In traditional plasma and flame methods, cutting small holes has always been a challenge. These tended not to be round enough, or the size of the hole is much smaller on the bottom surface of a thick plate. Usually described as a multiple of the thickness, traditional methods would struggle to achieve 1x thickness in hole diameter, and this would still often be impossible. Modern fibre laser technology has made it possible to cut holes with a diameter of down to 0.1x thickness. Imagine a 3mm hole laser cut in 30mm thick steel, stainless or aluminium.
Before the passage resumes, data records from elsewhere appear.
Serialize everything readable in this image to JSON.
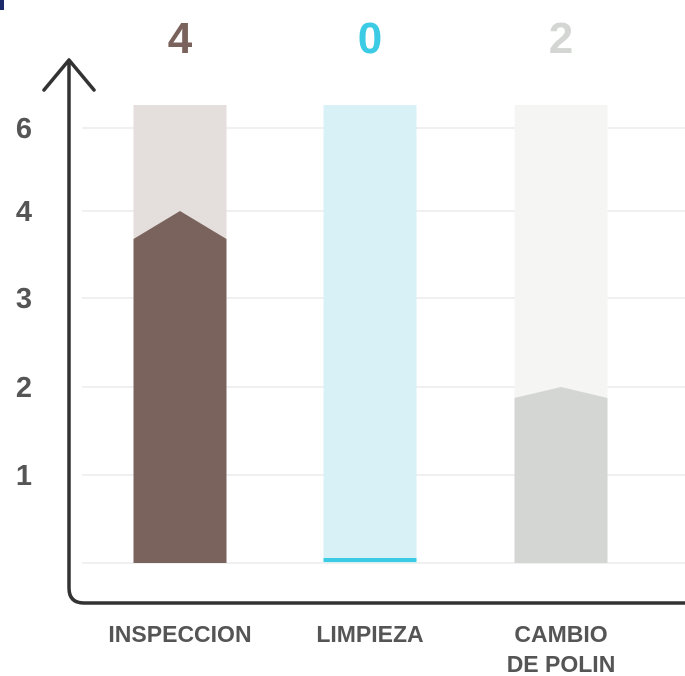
{
  "chart_data": {
    "type": "bar",
    "categories": [
      "INSPECCION",
      "LIMPIEZA",
      "CAMBIO\nDE POLIN"
    ],
    "values": [
      4,
      0,
      2
    ],
    "value_labels": [
      "4",
      "0",
      "2"
    ],
    "y_ticks": [
      "1",
      "2",
      "3",
      "4",
      "6"
    ],
    "ylim": [
      0,
      6.2
    ],
    "grid": true,
    "colors": {
      "bars": [
        "#7a635d",
        "#3ccbe4",
        "#d3d6d2"
      ],
      "backgrounds": [
        "#e4dedd",
        "#d7f1f7",
        "#f5f5f4"
      ],
      "value_labels": [
        "#7a635d",
        "#3ccbe4",
        "#d3d6d2"
      ],
      "axis": "#333333",
      "grid": "#ececec"
    }
  }
}
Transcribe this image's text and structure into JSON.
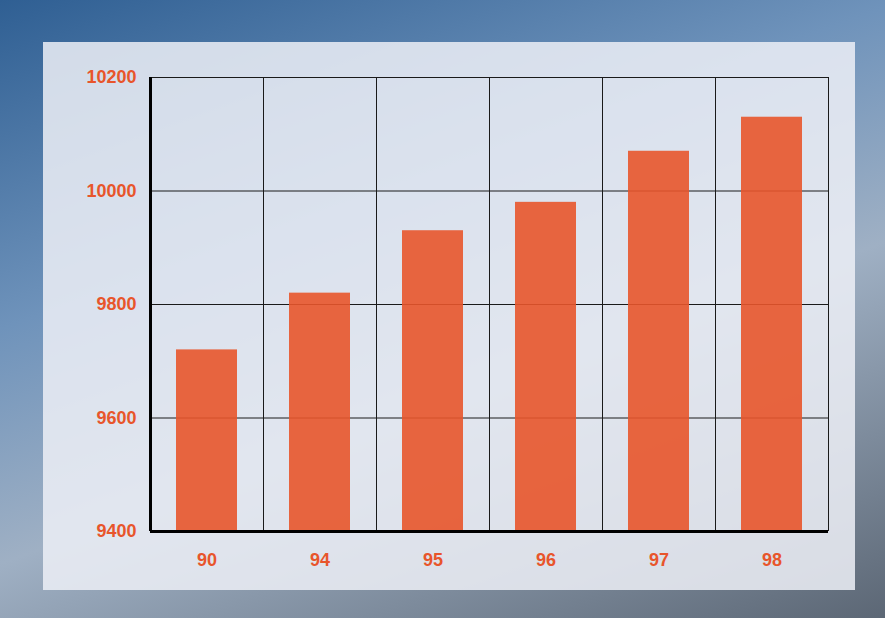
{
  "chart_data": {
    "type": "bar",
    "categories": [
      "90",
      "94",
      "95",
      "96",
      "97",
      "98"
    ],
    "values": [
      9720,
      9820,
      9930,
      9980,
      10070,
      10130
    ],
    "color": "#e8552b",
    "ylim": [
      9400,
      10200
    ],
    "yticks": [
      9400,
      9600,
      9800,
      10000,
      10200
    ],
    "grid": true
  }
}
The ability to do this means that parts will no longer have to undergo further drilling operations. If a drilled hole is strictly required, the laser can cut holes with a very limited heat-affected zone and minimal surface hardening, so drilling or tapping a laser-cut hole is very feasible.
The precision to create small holes extends to narrow slots. To aid the assembly and fitting of parts, it is often helpful to laser etch assembly marks so worker don’t have to measure and mark by hand. This concept is then often extended to very narrow slots so parts can be slotted together.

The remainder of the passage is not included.